Do the Whingers believe in “luck”?
Well after some of their recent theatrical sorties, not much: Phil felt blessed by his inability to attend Marilyn and Ella with Andrew last week, then kicked himself when he realised what a stinker he’d missed.
On the other hand, letting Andrew persuade him to see Legal Fictions was a very bad decision on Phil’s part.
Certainly people do have some control over their fortunes: chess master Garry Kasparov certainly believes Dimitry Medvedev created his own good fortune in the Russian Election.
But to get back to the more crucial top of the Whingers – do they create their own misfortunes simply by making poor choices? Are they creators of their own destinies? Or are they just plain “unlucky”? Must their few pieces of good fortune ultimately be paid for?
These questions and more prompted much chin stroking after seeing Arthur Miller’s The Man Who Had All the Luck at the Donmar last night.
David Beeves (Andrew Buchan, Jem Hearne in Cranford!) is a Midwestern automobile mechanic who can’t believe his luck: everything seems to go right for him. He feels almost blessed with good fortune while things seem to go wrong for everyone around him (this is during the Depression, so misery is quite widespread, even by the Whingers’ standards). But why does fate always seem to deliver up the best of everything for him?
Sometimes Miller seems to be saying people create their fortune by being good and working hard, yet David’s brother Amos (Felix Scott) has devoted his life to a goal and is brutally denied his dream (his American Dream, even) and his defeat leads to some very impressive wet, flowing tears which Phil at one stage worried might set him off too.
But what exactly is Miller getting at? Well, we’re not sure. Just when you think you know, there’s a twisty-turny plot twist which makes you change your mind.
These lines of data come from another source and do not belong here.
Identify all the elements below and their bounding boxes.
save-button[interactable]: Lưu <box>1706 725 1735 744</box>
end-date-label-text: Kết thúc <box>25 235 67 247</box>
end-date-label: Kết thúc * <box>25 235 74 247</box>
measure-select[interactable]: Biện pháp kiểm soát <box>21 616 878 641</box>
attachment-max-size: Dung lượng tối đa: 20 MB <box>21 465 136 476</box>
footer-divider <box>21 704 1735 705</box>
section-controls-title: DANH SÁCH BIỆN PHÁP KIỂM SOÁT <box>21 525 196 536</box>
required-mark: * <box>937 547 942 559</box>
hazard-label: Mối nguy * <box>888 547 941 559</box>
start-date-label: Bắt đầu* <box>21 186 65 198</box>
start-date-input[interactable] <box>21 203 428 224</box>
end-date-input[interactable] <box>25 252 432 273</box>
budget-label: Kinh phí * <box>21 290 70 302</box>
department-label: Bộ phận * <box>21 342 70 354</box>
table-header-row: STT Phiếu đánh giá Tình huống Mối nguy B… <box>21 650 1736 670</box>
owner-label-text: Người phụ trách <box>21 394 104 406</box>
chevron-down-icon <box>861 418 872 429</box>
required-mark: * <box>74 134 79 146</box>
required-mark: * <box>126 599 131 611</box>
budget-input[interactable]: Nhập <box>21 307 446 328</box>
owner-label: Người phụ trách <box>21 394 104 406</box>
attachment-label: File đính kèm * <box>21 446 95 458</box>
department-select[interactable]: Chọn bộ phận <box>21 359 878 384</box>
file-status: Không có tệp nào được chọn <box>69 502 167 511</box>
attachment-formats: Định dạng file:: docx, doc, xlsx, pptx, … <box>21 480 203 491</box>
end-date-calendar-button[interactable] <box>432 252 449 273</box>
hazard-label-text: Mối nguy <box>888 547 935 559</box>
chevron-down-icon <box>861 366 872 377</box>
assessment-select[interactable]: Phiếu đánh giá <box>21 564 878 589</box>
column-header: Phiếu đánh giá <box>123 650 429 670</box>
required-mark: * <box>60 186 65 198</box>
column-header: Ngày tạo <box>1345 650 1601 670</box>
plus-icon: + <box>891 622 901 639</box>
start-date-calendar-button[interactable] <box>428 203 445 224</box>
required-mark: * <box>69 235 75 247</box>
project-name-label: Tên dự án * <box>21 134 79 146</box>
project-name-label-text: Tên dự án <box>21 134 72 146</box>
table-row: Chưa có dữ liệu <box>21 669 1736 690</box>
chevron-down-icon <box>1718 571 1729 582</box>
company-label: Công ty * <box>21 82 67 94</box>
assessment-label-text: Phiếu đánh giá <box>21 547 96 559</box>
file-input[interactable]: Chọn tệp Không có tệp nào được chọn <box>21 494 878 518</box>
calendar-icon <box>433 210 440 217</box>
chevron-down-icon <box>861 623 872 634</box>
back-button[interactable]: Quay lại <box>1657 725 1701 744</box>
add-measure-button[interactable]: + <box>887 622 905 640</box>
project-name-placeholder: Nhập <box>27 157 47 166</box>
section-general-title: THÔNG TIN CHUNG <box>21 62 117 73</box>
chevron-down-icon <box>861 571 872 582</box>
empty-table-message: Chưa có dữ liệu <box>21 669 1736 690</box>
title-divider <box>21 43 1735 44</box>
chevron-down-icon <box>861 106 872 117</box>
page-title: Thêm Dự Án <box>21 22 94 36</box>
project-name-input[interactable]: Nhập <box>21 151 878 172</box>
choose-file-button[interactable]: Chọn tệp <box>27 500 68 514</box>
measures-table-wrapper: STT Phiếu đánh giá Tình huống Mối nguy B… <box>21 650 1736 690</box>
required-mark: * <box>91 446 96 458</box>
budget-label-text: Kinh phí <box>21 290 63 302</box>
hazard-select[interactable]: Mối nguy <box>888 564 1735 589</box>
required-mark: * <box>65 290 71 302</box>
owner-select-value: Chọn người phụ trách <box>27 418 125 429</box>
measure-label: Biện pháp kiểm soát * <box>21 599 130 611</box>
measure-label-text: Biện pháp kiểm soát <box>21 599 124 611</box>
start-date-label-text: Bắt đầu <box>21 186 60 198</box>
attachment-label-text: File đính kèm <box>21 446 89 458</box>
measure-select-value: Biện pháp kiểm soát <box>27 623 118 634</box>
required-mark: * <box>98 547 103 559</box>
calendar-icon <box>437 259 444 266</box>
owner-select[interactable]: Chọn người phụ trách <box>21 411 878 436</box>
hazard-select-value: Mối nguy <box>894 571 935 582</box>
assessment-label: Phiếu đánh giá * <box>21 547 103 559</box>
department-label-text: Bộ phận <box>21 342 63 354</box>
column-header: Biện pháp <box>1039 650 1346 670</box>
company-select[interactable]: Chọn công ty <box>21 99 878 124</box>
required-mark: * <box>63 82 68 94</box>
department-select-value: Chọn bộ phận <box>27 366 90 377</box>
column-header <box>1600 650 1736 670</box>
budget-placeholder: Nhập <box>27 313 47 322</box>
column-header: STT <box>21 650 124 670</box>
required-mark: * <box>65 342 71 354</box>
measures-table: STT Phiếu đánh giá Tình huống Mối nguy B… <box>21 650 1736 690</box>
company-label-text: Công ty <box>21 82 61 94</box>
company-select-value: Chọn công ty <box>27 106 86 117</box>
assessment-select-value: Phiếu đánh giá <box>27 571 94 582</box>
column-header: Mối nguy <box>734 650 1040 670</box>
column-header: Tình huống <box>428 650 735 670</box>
Anyway, that probably means that the play is “about” something or “explores issues” of something. It certainly prompted a great deal of discussion in the pub afterwards. Which is a good thing.
It was also marvellously engaging with some very good performances indeed and the Whingers unhesitatingly returned after the interval (which is only 40 minutes into the 2½ hour show) and were glad they did as the second act contained some very fine scenes indeed, a good deal of highly creditable acting and some rather good writing.
Nevertheless, the Whingers were somewhat in awe of the couple who left after a mere 15 minutes of the first act – this would easily be a record for the Whingers and they doff their caps and say “respeck” to this pioneering mystery couple who disappeared into the night.
Other highlights included an appearance by a gorgeous off-white thirties car which descends from the flies for the second scene. Despite the convincing performances by the actors it’s a big distraction. Both Whingers (neither of whom have any interest in things automotive, and no, we have no idea what make it is) admired the beauty of the vehicle – it’s the biggest scene-stealing by a car on the stage since the Palladium’s Chitty Chitty Bang Bang.
Phil’s only disappointment was that there was no on-stage feeding for his thesis but there was an awful lot of chat and detail about mink feed (David sets up a mink farm). Phil just knew that Andrew would be squirming in the circle worrying about the welfare of the mink (the Whingers sat in separate areas of the theatre due to an administrative error on Andrew’s part. Well that’s what he claims). Phil just knew that after the show (as with Equus) he would have to remind Andrew that it was only a play.
Phil was sitting behind the fragrant (everything iss relative; remember that Phil wasn’t sitting next to Andrew) Jeffrey Archer. Now there is a man who created his own luck, and nearly got away with it. Is he lucky or unlucky? Discuss.
A highly convivial evening so thank you Katy, City Slicker, Natasha, Chris for your company and critical analysis skills which raised the level of the post-show conversation to a level which seemed to the Whingers almost perilously high.